The Virginia House and Senate are back in session today. Click here for the legislative information system website, which includes links to for the video feeds of both chambers.

A former New York Times journalist is fighting a subpoena in a federal Unite the Right rally lawsuit after alleging that Verizon improperly sent her phone records to a defendant. Jessica Bidgood was among more than a dozen people not named in the Gilmore v. InfoWars lawsuit whom defendant Jim Hoft attempted to subpoena this past spring.
The Daily Progress
 
stories from around the country
 
The National Freedom of Information Coalition and 23 other organizations joined a Reporters Committee for Freedom of the Press amicus brief supporting the release of police internal affairs records in New Jersey. In July 2019, a retired New Jersey police officer submitted a New Jersey Open Public Records Act request seeking access to police internal affairs records, related to an investigation into workplace misconduct of the former director of the police department. The prosecutor’s office denied the request, and the police officer sued for access. The trial court held the records were available, but an appeals court reversed.
NFOIC

State health departments across the country are taking various approaches to how they keep records on COVID-19 breakthrough cases, with 15 states deciding not to publish any data on the rare incidents. An analysis by The Hill found that 35 states have disclosed some data on fully vaccinated people who later contracted COVID-19. The information ranged from a one-time percentage of residents who experienced a breakthrough infection to weekly detailed overviews broken down by demographics such as age, sex and race.
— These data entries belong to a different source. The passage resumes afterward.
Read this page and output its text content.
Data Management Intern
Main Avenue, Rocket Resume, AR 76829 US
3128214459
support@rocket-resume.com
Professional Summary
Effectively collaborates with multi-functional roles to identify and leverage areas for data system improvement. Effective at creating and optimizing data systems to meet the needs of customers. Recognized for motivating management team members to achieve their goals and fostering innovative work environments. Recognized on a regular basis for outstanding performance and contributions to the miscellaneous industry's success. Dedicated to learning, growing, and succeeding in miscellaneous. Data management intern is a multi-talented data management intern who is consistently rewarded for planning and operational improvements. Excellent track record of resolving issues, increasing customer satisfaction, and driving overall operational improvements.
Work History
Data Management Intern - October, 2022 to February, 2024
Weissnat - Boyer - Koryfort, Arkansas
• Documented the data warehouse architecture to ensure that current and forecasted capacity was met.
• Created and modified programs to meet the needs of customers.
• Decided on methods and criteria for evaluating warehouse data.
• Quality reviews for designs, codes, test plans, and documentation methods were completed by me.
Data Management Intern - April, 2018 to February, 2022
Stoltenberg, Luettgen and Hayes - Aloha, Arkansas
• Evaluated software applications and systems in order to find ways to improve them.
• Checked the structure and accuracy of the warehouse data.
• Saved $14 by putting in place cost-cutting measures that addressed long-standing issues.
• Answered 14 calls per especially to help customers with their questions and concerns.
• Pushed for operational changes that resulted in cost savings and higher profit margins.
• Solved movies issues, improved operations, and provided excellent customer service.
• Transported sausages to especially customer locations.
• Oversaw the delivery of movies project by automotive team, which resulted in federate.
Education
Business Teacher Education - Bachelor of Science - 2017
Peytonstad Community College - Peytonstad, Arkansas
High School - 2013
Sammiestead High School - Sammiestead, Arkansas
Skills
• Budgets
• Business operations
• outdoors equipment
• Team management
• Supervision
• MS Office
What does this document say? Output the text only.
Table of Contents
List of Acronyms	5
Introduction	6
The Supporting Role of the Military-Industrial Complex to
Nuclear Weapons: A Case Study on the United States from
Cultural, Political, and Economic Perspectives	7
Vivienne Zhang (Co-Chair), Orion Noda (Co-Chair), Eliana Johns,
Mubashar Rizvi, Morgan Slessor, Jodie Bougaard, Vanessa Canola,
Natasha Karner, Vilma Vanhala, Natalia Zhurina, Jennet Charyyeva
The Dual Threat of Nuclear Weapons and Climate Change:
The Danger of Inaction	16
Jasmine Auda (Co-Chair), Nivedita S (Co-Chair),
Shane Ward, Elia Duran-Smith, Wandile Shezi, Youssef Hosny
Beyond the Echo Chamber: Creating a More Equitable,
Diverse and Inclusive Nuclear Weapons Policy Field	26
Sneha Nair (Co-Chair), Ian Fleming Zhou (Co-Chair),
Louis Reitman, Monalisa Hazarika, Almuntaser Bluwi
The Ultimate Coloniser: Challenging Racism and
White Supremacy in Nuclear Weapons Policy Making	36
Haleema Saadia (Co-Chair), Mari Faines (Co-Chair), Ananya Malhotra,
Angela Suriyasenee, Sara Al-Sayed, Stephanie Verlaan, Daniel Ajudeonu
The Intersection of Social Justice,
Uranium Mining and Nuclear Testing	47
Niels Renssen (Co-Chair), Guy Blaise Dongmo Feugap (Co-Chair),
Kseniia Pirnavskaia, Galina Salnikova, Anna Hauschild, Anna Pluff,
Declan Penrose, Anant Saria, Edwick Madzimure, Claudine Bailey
Figures on breakthrough cases are not available on the health department websites, social media or other publicly accessible sites for the other 15 states: Florida, Iowa, Kansas, Kentucky, Minnesota, Missouri, Nevada, New Hampshire, New York, North Dakota, Ohio, Pennsylvania, South Dakota, Texas and Wisconsin.
The Hill

Craig Mauger is a state government reporter for The Detroit News based in Lansing. He says he has a request in for state documents related to Michigan nursing homes during the pandemic that he submitted in July 2020 — over a year ago. He still does not have those documents. He also requested emails from Michigan Department of Health and Human Services Director Elizabeth Hertel from the day she started in that position. Mauger says it’s a serious issue in a state that has for years scored among the lowest states in the country for government transparency. And he says the problem is only getting worse since the beginning of the pandemic. “This is how we uncover stories that change laws and shine light on areas of darkness that we would not get to see,” he says. “And in some ways this goes back to all of the conspiracy theories we’re hearing and all of the misinformation that’s out there in this void of honest and accurate, detailed information. Conspiracy theories can come in and fill the void with stuff we can’t prove or disprove because we don’t have the information.